Ceux qui prétendront qu'une telle pratique réintroduit l'idée qu'il y aurait une différence de nature entre la base "ouvrière" des Partis et syndicats et les directions de ceux-ci, oublient qu'en période de lutte c'est l'ensemble des prolétaires qui sont tiraillés par les contradictions de la lutte des classes [3] Syndiqués, gauchistes ou ouvriers de rang, tous sont poussés par des forces antagoniques, les unes visant à casser la tension révolutionnaire, les autres à la faire émerger ... Découper, au moment des luttes, le prolétariat en tranches, idéaliser une partie de celui-ci : l'ouvrier "moyen", le jeune ou l'immigré, etc ... C'est reconduire la division et sombrer dans la démagogie à l'égard de la "base" ouvrière parée de toutes les qualités à partir du moment où elle correspond aux critères arbitraires cités plus haut ... Il n'y a pas à attendre d'une catégorie de travailleurs bien particulière des velléités communistes supérieures ! Est-ce faire du frontisme, est-ce se compromettre avec les forces capitalistes au sein du mouvement ouvrier ? Nous ne proposons pas une tactique d'alliance avec ces forces, nous les combattons toutes au même titre, et c'est parce que nous prétendons les combattre effectivement sur le terrain que nous devons développer des actions susceptibles d'ébranler réellement leur base sociale !
[1] Si les syndicats sont adaptés aux limites de la lutte revendicative, il serait faux de croire qu'ils sont pour autant les organes appropriés pour obtenir effectivement victoire sur ce terrain.
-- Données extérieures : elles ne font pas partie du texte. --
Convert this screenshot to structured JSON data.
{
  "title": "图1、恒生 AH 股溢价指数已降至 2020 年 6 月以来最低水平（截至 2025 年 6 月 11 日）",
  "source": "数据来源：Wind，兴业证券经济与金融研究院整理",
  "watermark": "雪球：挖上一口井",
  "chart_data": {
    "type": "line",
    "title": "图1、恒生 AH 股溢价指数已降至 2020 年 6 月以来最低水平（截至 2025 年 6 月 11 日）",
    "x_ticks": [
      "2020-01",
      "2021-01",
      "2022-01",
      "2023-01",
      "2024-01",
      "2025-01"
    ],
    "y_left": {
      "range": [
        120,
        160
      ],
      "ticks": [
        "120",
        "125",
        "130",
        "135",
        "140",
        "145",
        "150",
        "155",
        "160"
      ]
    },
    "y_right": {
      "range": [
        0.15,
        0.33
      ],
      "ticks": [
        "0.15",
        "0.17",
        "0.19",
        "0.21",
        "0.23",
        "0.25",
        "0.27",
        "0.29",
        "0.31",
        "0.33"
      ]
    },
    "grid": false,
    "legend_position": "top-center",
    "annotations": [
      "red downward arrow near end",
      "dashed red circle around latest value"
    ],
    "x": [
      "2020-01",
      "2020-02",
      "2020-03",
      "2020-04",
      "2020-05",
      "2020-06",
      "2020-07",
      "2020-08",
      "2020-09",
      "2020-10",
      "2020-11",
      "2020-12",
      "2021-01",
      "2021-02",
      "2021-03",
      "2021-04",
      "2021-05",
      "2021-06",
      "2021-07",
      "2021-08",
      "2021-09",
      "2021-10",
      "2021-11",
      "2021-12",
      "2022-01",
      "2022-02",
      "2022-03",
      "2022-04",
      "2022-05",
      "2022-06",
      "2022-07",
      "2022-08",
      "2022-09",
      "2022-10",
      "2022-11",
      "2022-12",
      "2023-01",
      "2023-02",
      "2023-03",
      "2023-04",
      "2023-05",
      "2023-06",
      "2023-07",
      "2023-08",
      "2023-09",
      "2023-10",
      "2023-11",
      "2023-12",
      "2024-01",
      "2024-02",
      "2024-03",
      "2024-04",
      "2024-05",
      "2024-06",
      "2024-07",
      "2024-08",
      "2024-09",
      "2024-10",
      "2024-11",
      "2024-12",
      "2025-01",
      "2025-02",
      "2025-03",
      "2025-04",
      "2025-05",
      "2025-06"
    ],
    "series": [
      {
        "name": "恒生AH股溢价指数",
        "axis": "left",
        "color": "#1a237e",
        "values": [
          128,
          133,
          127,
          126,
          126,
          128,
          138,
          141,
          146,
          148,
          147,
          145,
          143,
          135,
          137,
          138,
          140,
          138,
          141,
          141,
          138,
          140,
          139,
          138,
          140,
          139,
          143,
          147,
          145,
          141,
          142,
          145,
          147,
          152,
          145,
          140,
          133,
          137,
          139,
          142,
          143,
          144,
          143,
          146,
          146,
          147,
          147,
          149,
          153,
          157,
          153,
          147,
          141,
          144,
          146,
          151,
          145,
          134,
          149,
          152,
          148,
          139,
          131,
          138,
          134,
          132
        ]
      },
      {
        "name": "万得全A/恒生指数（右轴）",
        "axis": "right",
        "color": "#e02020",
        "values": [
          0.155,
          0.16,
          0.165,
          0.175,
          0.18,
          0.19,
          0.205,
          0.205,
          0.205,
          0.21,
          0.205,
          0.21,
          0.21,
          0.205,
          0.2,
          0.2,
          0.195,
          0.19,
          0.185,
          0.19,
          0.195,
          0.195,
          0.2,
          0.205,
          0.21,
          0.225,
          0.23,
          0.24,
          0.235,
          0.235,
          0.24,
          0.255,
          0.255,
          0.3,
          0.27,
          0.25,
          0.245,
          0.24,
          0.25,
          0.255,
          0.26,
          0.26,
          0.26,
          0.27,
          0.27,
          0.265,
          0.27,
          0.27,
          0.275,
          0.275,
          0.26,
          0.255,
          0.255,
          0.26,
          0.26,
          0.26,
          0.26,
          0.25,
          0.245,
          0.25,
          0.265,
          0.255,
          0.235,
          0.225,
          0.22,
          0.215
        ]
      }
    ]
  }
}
Là où le prolétariat se bat pour le pain, pour les conditions de survie minimum, les syndicats se dressent contre lui. Les syndicats sont, mondialement, les organes du Capital à part entière, tous sont liés aux intérêts de l'économie nationale, leur fonction n'est pas seulement de maintenir les luttes dans le cercle viceux de la lutte économique, elle est essentiellement de casser toute velléité autonome des travailleurs hors des luttes ...
[2] Les fractions communistes n'avancent pas de mots d'ordre "transitoires" sous prétexte qu'ils sont plus faciles à comprendre par les travailleurs. Les révolutionnaires contribuent aux ruptures entamées par les prolétaires, ils en montrent le côté émancipateur, supérieur aux rapports sociaux en place. Les contre-révolutionnaires se distinguent par le fait qu'ils défendent ce qui est encore compatibles avec le salariat et la marchandise dans les mesures prises par les travailleurs au cours de leur lutte ...
[3] Les périodes de luttes ouvertes ébranlent la totalité des structures de conservation sociale, ces structures sont d'autant plus ébranlées que leurs racines sont plus profondes au sein de la classe ouvrière. Il n'existe pas deux blocs monolithiques qui s'affrontent au moment révolutionnaire. La rupture communiste ne recouvre pas les divisions sociologiques, elle entraîne des pans entiers de l'édifice capitaliste en dissolvant les couches sociales qui lui sont liées ...
Combat pour l'Autonomie Ouvrière - novembre 1977.